Abstract

Catalytic DNA circuit, a versatile synthetic molecular nanodevice, shows great potential for in vivo bioimaging application, yet is distorted by its off-site signal leakage. The endogenously activated DNA circuit could guarantee the specific and sensitive in vivo imaging utility yet was still unexplored. In this work, we engineered an endogenously and sequentially activated DNA circuit by using the specific enzymatic regulation strategy. This smart DNA circuit is consisting of two successive reaction modules, the initial site-specific circuitry exposure module and the subsequent circuitry activation module for amplified in vivo biosensing. Initially, the catalytic circuitry reactant was caged with a long elongated duplex, encoding with high energy barriers of circuitry crosstalk, to prevent the undesirable off-target signal leakage prior to its arrival in targeting cells.
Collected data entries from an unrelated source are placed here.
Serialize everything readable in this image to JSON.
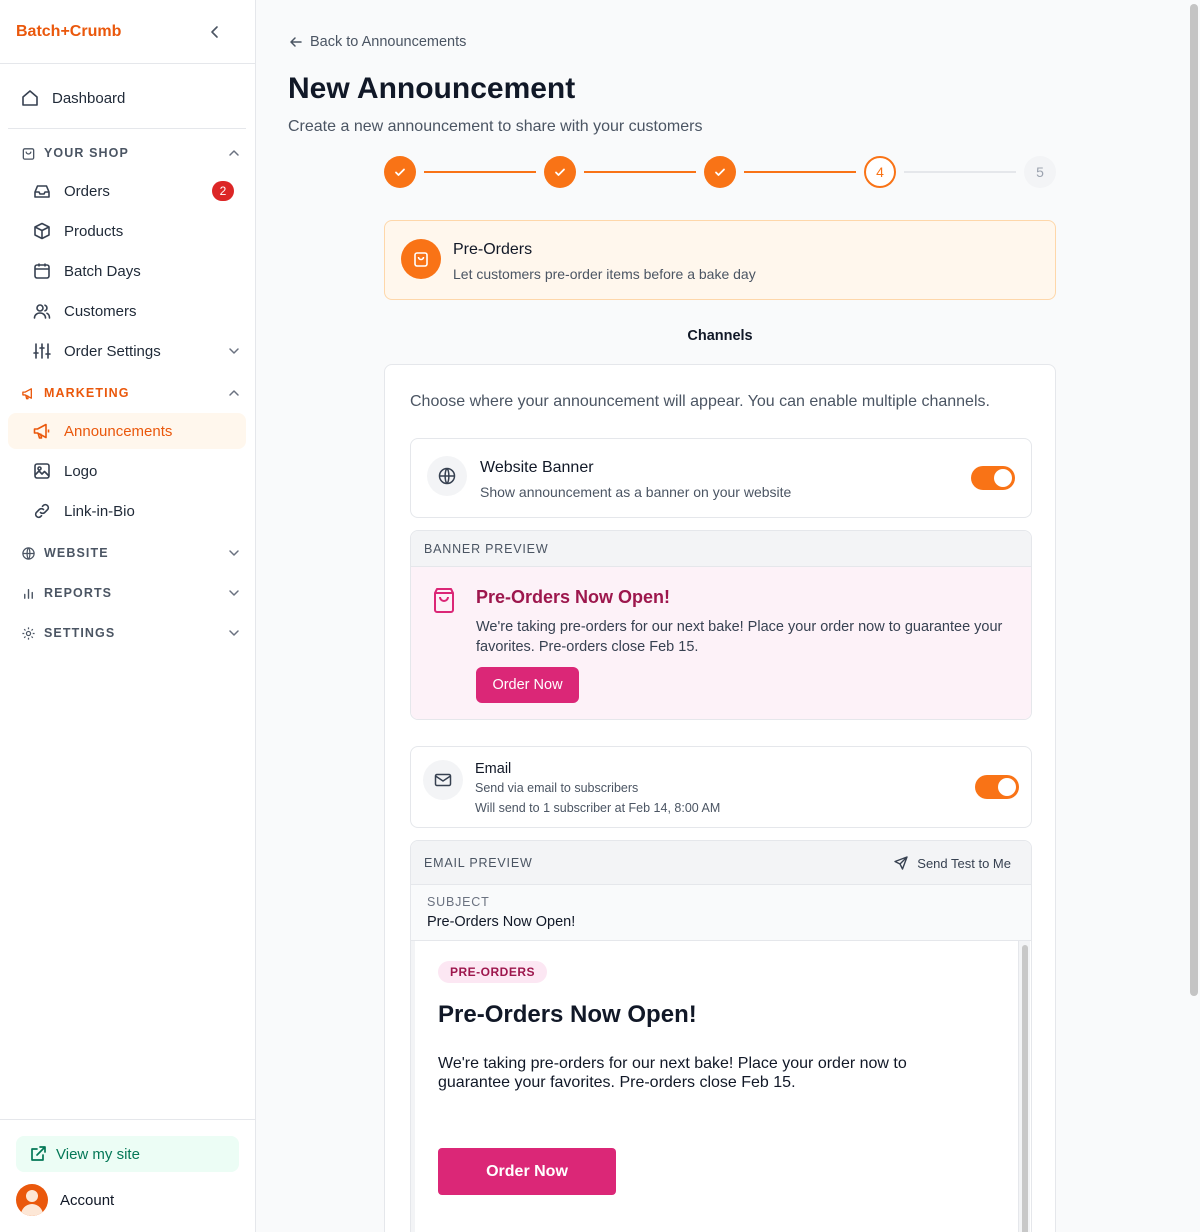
{
  "app": {
    "brand": "Batch+Crumb"
  },
  "sidebar": {
    "dashboard": "Dashboard",
    "your_shop": "YOUR SHOP",
    "orders": "Orders",
    "orders_badge": "2",
    "products": "Products",
    "batch_days": "Batch Days",
    "customers": "Customers",
    "order_settings": "Order Settings",
    "marketing": "MARKETING",
    "announcements": "Announcements",
    "logo": "Logo",
    "link_in_bio": "Link-in-Bio",
    "website": "WEBSITE",
    "reports": "REPORTS",
    "settings": "SETTINGS",
    "view_site": "View my site",
    "account": "Account"
  },
  "page": {
    "back_link": "Back to Announcements",
    "title": "New Announcement",
    "subtitle": "Create a new announcement to share with your customers",
    "steps": [
      {
        "state": "done",
        "label": ""
      },
      {
        "state": "done",
        "label": ""
      },
      {
        "state": "done",
        "label": ""
      },
      {
        "state": "current",
        "label": "4"
      },
      {
        "state": "future",
        "label": "5"
      }
    ],
    "type_card": {
      "title": "Pre-Orders",
      "description": "Let customers pre-order items before a bake day"
    },
    "step_label": "Channels",
    "channels_intro": "Choose where your announcement will appear. You can enable multiple channels."
  },
  "channels": {
    "website_banner": {
      "title": "Website Banner",
      "description": "Show announcement as a banner on your website",
      "enabled": true
    },
    "banner_preview": {
      "heading": "BANNER PREVIEW",
      "title": "Pre-Orders Now Open!",
      "text": "We're taking pre-orders for our next bake! Place your order now to guarantee your favorites. Pre-orders close Feb 15.",
      "button": "Order Now"
    },
    "email": {
      "title": "Email",
      "description": "Send via email to subscribers",
      "schedule": "Will send to 1 subscriber at Feb 14, 8:00 AM",
      "enabled": true
    },
    "email_preview": {
      "heading": "EMAIL PREVIEW",
      "send_test": "Send Test to Me",
      "subject_label": "SUBJECT",
      "subject": "Pre-Orders Now Open!",
      "tag": "PRE-ORDERS",
      "title": "Pre-Orders Now Open!",
      "text": "We're taking pre-orders for our next bake! Place your order now to guarantee your favorites. Pre-orders close Feb 15.",
      "button": "Order Now"
    }
  },
  "colors": {
    "brand_orange": "#f97316",
    "accent_pink": "#db2777",
    "badge_red": "#dc2626"
  }
}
Subsequently, the as-integrated functional duplex could be specifically cleaved and removed by the endogenously overexpressed DNA excision repairing enzyme of cancer cells, thus liberating the DNA circuitry reactant for participating the catalyzed and amplified imaging of intracellular analyte, e.g., microRNA. Meanwhile, the catalytic DNA circuit stayed inert in normal cells for lacking the indispensable cell-specific exposure of circuitry reactant. Through the sequential circuitry exposure (by endogenous enzyme of specific cells) and activation (by target of interest) procedure, our multiply guaranteed DNA circuit realized the robust in vivo imaging of tumor cells with high precision and reliability, thus supplementing a powerful toolbox for cancer diagnosis and treatment.